Over the past week, I received a couple of interesting questions. One concerned assuming a Weibull beta value for an accelerated life test plan. The second involved assuming expected life models for elements within a reliability block diagram.
In both cases, we faced incomplete data and uncertainties, yet felt the need to assume some values in order for the math to work out. We do make assumptions in order to solve problems. We also can make mistakes that lead to unwanted consequences.
For example, if a mechanical engineer is designing a load-bearing beam and assumes the material strength is larger than it is in reality, the beam will collapse. In this simple example, the assumption was the mistake.
Sometimes, the assumptions we make are fine and sometimes they mislead us and may lead to mistakes. So, how can we know when an assumption is reasonable or when it will lead to problems?
Why and when do we make assumptions?
As engineers, we are tasked with solving problems. Given the complexity of even a simple component, we use assumptions to simplify the problem allowing solutions. Our tools and understanding allow us to avoid overly simplifying assumptions, yet even simple problems often require some use of assumptions in order to solve the problem.
For example, back to the beam example, before we understand the variability of manufacturing beams, we may have assumed there was a minimum strength for a specific type and size of the beam. Later, with information about the variability of finished beam strength, we could use the distributions of strength and expected loads to conduct a statistical-based strength – stress analysis. Yet, we are aware that no beam is homogeneous, that upon closer examination we may be able to identify stronger and weaker portions of the beam, yet we often assume the material to of uniform strength.
In reliability engineering, we once assumed all failure rates occurred with a constant hazard rate. Today, we know (at least you should know) that very few actual failure mechanisms occur that are well described using a constant hazard rate. Today, we have the tools to calculate system models (block diagrams, fault trees, etc.) using the suitable time to failure models for each element within the model.
Yet, within many types of analysis, we assume each element performs over time independently of other elements within the system or between systems. This is also rarely true, yet we have found the added complexity to model the interactions and dependencies complicates the solutions unnecessarily. It costs more to add more detail.
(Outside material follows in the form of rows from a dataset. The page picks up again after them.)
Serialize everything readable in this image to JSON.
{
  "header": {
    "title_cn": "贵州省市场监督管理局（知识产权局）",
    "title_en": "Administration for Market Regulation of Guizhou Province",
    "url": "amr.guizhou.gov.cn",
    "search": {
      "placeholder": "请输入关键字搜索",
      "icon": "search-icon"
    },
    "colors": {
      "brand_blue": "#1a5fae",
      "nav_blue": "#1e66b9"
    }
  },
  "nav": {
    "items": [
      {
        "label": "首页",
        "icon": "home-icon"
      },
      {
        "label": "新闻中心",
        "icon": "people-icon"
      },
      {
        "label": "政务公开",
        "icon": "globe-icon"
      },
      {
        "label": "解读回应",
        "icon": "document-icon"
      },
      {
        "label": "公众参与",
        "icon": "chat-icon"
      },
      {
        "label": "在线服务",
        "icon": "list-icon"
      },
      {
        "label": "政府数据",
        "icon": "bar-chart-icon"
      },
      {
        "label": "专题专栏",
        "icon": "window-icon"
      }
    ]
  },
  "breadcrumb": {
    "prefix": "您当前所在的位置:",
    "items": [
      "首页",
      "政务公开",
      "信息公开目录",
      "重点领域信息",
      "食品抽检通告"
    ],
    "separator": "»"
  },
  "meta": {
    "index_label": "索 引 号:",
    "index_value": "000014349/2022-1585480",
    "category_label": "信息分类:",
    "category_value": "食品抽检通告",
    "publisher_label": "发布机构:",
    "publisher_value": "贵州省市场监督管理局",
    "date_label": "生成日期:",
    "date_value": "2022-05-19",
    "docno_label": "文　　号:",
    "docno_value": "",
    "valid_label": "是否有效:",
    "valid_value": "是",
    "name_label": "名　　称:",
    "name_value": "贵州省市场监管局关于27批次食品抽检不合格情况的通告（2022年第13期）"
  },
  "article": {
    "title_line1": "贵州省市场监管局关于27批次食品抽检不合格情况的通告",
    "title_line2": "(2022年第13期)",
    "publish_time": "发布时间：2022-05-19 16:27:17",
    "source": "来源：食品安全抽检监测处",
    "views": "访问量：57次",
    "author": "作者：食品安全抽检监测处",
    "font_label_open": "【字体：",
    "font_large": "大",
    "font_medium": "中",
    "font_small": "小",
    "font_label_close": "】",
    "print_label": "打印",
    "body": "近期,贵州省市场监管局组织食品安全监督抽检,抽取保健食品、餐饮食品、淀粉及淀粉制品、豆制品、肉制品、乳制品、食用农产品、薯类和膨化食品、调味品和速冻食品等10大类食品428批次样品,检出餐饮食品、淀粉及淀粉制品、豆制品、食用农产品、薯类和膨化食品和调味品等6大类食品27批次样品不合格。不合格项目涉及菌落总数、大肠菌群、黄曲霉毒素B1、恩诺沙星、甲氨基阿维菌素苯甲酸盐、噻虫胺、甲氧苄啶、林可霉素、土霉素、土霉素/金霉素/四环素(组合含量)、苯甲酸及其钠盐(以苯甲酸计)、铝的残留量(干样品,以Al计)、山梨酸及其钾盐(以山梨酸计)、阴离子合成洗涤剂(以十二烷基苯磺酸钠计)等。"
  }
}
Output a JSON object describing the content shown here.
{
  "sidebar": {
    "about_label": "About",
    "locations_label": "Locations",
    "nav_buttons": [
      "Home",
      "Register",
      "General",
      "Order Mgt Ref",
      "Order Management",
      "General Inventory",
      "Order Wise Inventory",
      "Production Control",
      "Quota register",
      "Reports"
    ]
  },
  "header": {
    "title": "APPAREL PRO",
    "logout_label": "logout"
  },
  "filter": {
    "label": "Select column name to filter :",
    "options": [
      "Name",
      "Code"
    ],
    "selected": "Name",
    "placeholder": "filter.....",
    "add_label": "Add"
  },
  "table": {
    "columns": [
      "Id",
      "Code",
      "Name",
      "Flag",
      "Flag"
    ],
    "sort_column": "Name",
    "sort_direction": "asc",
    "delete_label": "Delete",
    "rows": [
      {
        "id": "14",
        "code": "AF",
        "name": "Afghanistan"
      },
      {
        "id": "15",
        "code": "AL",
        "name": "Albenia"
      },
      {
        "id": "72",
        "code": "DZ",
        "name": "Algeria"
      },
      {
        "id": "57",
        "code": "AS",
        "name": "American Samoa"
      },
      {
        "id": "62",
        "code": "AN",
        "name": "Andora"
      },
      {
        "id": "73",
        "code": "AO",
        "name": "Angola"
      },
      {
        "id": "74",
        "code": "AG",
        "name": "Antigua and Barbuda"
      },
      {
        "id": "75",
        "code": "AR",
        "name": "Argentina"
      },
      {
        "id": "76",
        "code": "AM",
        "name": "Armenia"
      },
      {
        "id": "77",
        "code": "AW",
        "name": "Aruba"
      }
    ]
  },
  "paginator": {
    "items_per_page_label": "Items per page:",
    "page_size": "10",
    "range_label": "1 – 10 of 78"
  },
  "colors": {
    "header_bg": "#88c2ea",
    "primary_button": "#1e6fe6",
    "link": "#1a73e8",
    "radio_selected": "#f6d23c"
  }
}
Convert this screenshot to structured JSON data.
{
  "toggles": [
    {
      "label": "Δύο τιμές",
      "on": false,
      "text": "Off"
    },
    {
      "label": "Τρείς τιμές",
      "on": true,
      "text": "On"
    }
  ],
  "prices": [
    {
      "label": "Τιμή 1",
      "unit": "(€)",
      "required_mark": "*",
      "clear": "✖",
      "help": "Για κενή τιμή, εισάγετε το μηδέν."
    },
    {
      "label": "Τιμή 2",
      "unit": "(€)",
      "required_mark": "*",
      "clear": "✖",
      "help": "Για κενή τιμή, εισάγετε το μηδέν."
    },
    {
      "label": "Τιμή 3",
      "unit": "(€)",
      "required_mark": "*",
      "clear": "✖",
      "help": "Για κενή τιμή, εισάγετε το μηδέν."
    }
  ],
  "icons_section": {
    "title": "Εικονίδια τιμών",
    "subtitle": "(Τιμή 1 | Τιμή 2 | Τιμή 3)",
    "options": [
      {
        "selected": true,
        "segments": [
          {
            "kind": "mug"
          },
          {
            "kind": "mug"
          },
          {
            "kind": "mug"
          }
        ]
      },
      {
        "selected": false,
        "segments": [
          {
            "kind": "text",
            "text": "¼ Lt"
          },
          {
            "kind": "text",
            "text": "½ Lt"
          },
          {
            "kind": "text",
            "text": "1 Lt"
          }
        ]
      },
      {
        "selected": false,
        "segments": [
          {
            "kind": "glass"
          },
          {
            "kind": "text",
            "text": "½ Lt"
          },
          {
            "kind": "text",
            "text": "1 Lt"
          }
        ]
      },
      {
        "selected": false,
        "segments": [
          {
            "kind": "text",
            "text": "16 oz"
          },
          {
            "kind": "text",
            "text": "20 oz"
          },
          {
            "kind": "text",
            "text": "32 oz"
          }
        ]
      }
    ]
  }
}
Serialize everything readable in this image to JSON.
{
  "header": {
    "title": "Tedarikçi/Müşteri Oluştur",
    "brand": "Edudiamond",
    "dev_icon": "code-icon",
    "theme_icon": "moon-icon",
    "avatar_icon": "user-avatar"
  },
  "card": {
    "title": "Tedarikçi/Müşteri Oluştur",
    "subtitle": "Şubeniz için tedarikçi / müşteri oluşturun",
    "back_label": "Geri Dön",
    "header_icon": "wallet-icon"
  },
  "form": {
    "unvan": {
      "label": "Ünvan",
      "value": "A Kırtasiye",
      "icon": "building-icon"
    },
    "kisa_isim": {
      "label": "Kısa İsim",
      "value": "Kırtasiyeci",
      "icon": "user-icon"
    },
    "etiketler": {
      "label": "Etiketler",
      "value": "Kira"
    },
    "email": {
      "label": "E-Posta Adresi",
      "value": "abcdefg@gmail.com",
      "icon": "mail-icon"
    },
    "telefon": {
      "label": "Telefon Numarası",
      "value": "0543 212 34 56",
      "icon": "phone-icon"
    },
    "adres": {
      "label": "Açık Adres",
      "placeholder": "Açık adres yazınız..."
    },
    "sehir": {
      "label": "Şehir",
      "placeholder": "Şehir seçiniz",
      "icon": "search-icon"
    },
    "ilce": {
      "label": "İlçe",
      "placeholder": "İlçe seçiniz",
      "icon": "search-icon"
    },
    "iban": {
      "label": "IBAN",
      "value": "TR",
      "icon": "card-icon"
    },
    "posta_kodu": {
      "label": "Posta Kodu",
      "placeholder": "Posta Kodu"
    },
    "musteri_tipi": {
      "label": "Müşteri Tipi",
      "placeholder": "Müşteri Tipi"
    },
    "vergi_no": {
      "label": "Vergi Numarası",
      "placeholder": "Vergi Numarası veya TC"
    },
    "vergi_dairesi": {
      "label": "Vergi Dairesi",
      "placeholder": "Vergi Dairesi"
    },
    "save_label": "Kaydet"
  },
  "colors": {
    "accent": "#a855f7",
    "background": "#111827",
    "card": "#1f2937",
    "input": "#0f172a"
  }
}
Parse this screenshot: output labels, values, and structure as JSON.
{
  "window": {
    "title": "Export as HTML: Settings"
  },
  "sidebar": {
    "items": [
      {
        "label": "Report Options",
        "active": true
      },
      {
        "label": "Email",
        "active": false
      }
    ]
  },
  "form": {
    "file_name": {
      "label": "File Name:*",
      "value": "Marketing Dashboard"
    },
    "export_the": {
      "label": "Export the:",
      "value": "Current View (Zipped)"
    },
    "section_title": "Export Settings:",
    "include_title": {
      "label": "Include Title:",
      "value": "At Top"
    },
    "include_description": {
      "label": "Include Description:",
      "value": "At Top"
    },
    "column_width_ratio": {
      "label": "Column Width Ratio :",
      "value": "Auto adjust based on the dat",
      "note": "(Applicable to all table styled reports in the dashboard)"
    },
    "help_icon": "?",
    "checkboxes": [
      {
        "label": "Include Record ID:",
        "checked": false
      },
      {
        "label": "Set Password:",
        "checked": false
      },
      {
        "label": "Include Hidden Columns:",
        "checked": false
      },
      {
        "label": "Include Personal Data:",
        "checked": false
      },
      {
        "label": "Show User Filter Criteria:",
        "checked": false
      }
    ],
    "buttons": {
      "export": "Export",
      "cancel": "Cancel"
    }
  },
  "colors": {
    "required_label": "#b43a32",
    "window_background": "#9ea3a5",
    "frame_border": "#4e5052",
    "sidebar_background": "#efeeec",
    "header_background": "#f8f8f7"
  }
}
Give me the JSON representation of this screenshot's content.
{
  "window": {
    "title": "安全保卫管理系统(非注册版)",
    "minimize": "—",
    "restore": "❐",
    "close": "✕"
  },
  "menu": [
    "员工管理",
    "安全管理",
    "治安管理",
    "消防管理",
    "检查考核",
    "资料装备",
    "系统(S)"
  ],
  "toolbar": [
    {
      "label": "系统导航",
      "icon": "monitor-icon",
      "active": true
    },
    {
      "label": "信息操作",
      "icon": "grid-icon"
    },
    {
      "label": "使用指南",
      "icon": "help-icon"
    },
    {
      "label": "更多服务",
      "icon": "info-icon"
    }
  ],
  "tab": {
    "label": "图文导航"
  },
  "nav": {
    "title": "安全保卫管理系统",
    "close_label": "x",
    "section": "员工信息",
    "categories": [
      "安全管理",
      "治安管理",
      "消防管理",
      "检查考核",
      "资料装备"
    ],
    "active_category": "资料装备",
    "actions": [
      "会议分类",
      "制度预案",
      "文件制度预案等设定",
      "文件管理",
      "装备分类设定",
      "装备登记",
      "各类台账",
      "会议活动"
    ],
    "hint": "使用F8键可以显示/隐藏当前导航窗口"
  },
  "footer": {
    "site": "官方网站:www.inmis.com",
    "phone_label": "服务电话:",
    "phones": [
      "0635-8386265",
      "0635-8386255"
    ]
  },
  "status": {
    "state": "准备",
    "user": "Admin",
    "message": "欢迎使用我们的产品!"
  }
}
The difficult part is solving problems with the right amount of assumptions such that we can solve the problem in a cost-effective manner and have a high chance of finding the right (it works as expected, is what I mean here) solutions.
How and why do mistakes happen?
In every project I’ve ever been a part of, ‘mistakes have been made’. We build prototypes, conduct experiments, analyze and evaluate our decisions in order to identify the mistakes and correct them. If our project involved designing a load-bearing beam and upon loading the beam it failed, we have the opportunity to correct the mistake, possibly concerning the assumed strength of the beam.
Some mistakes are willful. We decide to take a shortcut to save time or money with the basic faulty assumption that it will be ok or no one will find out. Have you ever agreed to substitute one vendor’s component for another one, when assuming since it was the ‘same form, fit, and function’ we would not need to check that assumption? As many of you know, this is not always a good assumption to make, yet it does work in many situations.
Another way mistakes occur in engineering is the lack of time, resources, and understanding. Yet, even when given ample time and resources to check each and every design decision, we are certain to not find all mistakes. There are too many decisions, too many assumptions, and too little time.
Yet another way we make mistakes is out of ignorance. Let’s say during your course work and studies and to date, the same formula to size a beam has worked without any problems occurring. Yet, let’s say there is a material processing change that increases the resulting range of beam strengths. Some percentage of beams now are significantly weaker unknown to you. Where is the mistake land now? A beam will fail despite the engineer’s knowledge of the change to the materials.
Yet another worth mentioning is mistakes can happen out of willful ignorance. You may choose to ignore learning a better analysis method that allows you to avoid assuming a constant hazard rate, for example. Another example is assuming your engineering judgment is good enough to avoid having to check your work.
There are other ways mistakes occur, yet you get the idea there are many paths that lead to mistakes and failures.
Sometimes an assumption is a mistake
We have to make assumptions to solve engineering problems. Trusting improper or incorrect assumptions lead to mistakes. That being said the real issue here is understanding the role assumptions play in our work. Consciously identifying our assumptions and understanding the risk that assumption poses is also part of our work as engineers.
If assuming a life model for ALT planning or system reliability modeling, what is the consequence of being wrong just a little, or a lot? Will the results change the decision to trust the beam just designed?
A good practice is to identify the salient assumptions in your work, including those being made behind the ‘screen’ in your analysis software packages, btw. Document the assumptions. Show your work.
Second, for the assumptions that have an uncertain impact on the results or are based on a poor understanding of the impact, plan to get more information. Test your assumptions. If assuming the data is normally distributed does that matter for your analysis or not, and if it does matter, take the time to determine the appropriate distribution and alter the analysis to accommodate the non-normality.
Finally, accept we will make poor assumptions. We will make mistakes. Learn from them. Share your knowledge. Then make better assumptions and fewer mistakes.
Why assume? Test assumptions!
There are tests for Weibull shape parameter, (even without life data! https://sites.google.com/site/fieldreliability/home/why-kill-controls/):
Ho: shape parameter accelerated is same as unaccelerated vs.
Ha: shape parameter accelerated differs from unaccelerated
HALT proponents may object, but I distinguish between ALT and HALT life tests as: HALT changes the distribution function of life in addition to changing lifetime mean, median, or other location parameter and ALT doesn’t.